In religiosity, the U.S. follows Japan with more like a 50 year lag and I expect the same for our handling of demographics. Since we really do not have the physical or financial resources to support another doubling, I do expect symptoms of societal collapse in some areas.

Juliet Defarge
judith sanders5 years ago

It's no fluke that Germany, the European country that is riding out the global recession, is also a country with a low birth rate. Two generations ago, the Germans understood that business productivity and modernization of farming methods would mean fewer jobs. We, however, believed that our financial bubbles will last forever, ignored the ramifications of technological progress, and kept breeding kids for jobs that would inevitably disappear.

Amanda M.
Amanda M5 years ago

Thumbs up to this author! Birth control has not only freed women from being burdened by having too many kids that she can't afford to feed, but also has improved the health of women worldwide! Not only have women been able to limit or space the number of children they have to what they can afford or manage, but birth control has also improved women's HEALTH by controlling symptoms of such chronic conditions as endometriosis, polycystic ovarian syndrome, fibroid tumors, severe menstrual bleeding, crippling cramps, uncontrollable PMS, or an irregular cycle! How many women have been able to complete their education, go into the career field they want, and finally have children WHEN THEY ARE READY because birth control is accessible? And how many women who don't want children at all are free from childbearing altogether because of contraception access?

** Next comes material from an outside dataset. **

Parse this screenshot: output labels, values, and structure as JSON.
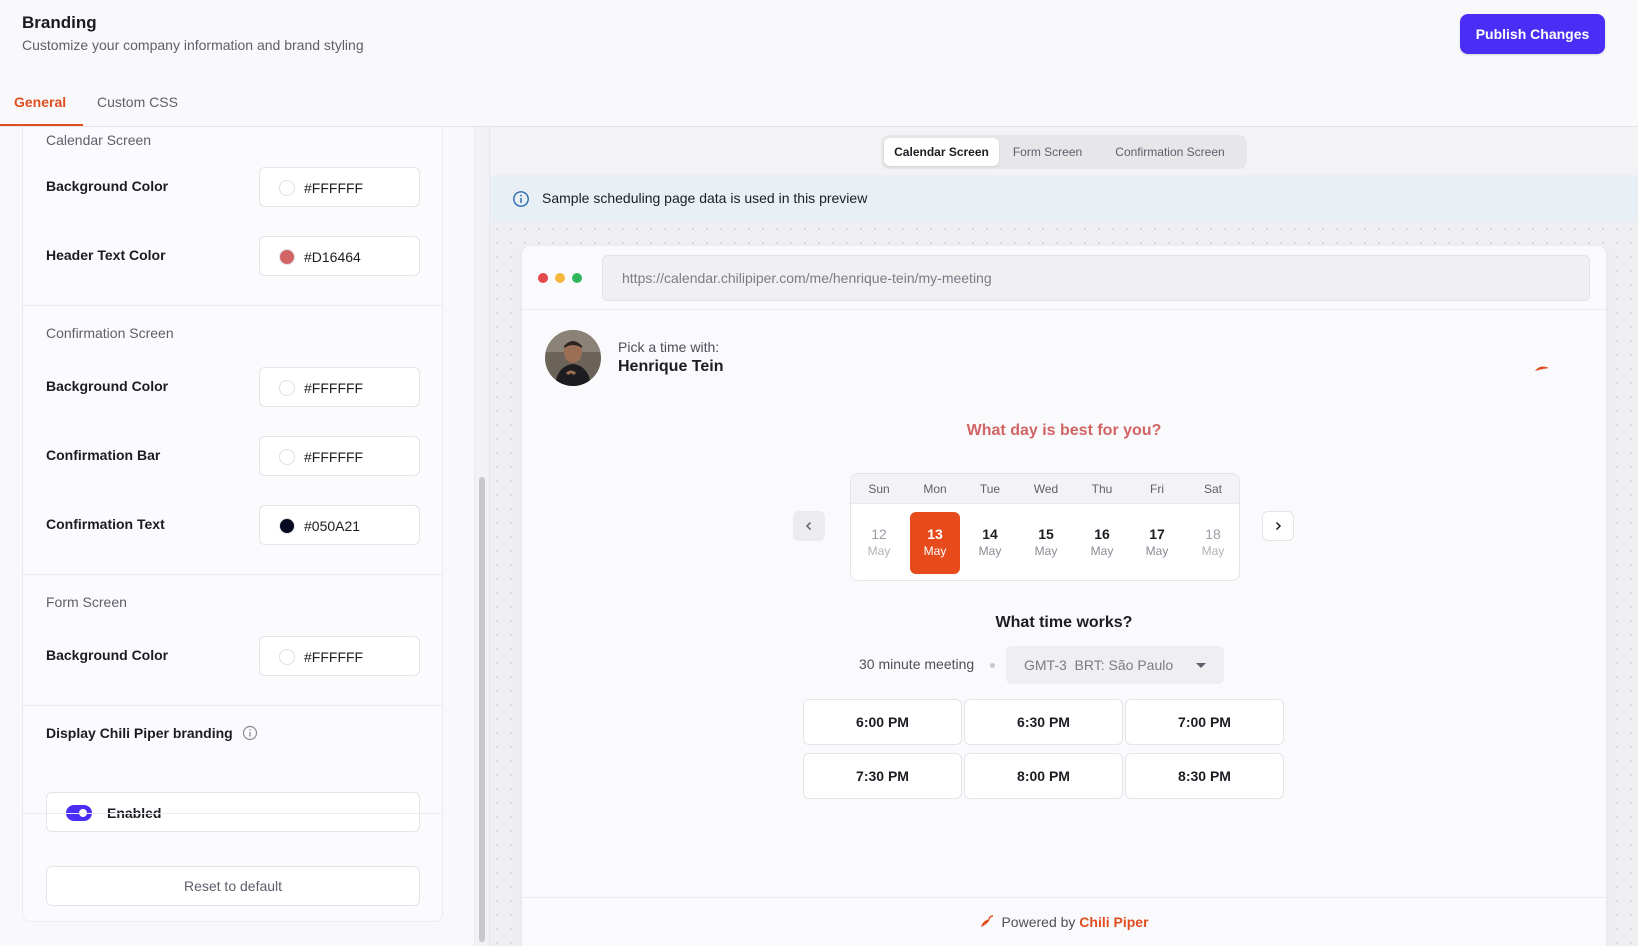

John M, STFU about abstinence already! Abstaining does NOTHING to help relationships, and it DEFINITELY doesn't help those women who use birth control for the MEDICAL ISSUES I mentioned above! Are we just supposed to shut up and suffer instead of using birth control? That would make it IMPOSSIBLE to complete our educations and hold down jobs! Unless of course you think that women should stay barefoot, pregnant, and enslaved to the man! Thanks, but no thanks-I'm GLAD to have been able to limit my family to just two children and get my tubes tied after the second so I don't have to worry about unwanted pregnancies anymore

Anne G.
Anne G5 years ago

It just goes to show that we women cannot take anything for granted, it was a battle to get contraception and now it seems as if it will be another battle to keep it. Love your comment Mickey M.

Ron B.
Ron B5 years ago

And it has for the better in incalculable ways. There are two problems. One is that we need far more of it. The other is that there are ignorant, self-righteous people out there who oppose any and all forms of it. They must be fought and overcome at all costs.

Ian Fletcher
Ian Fletcher5 years ago

Men have no right even to opine in these matters.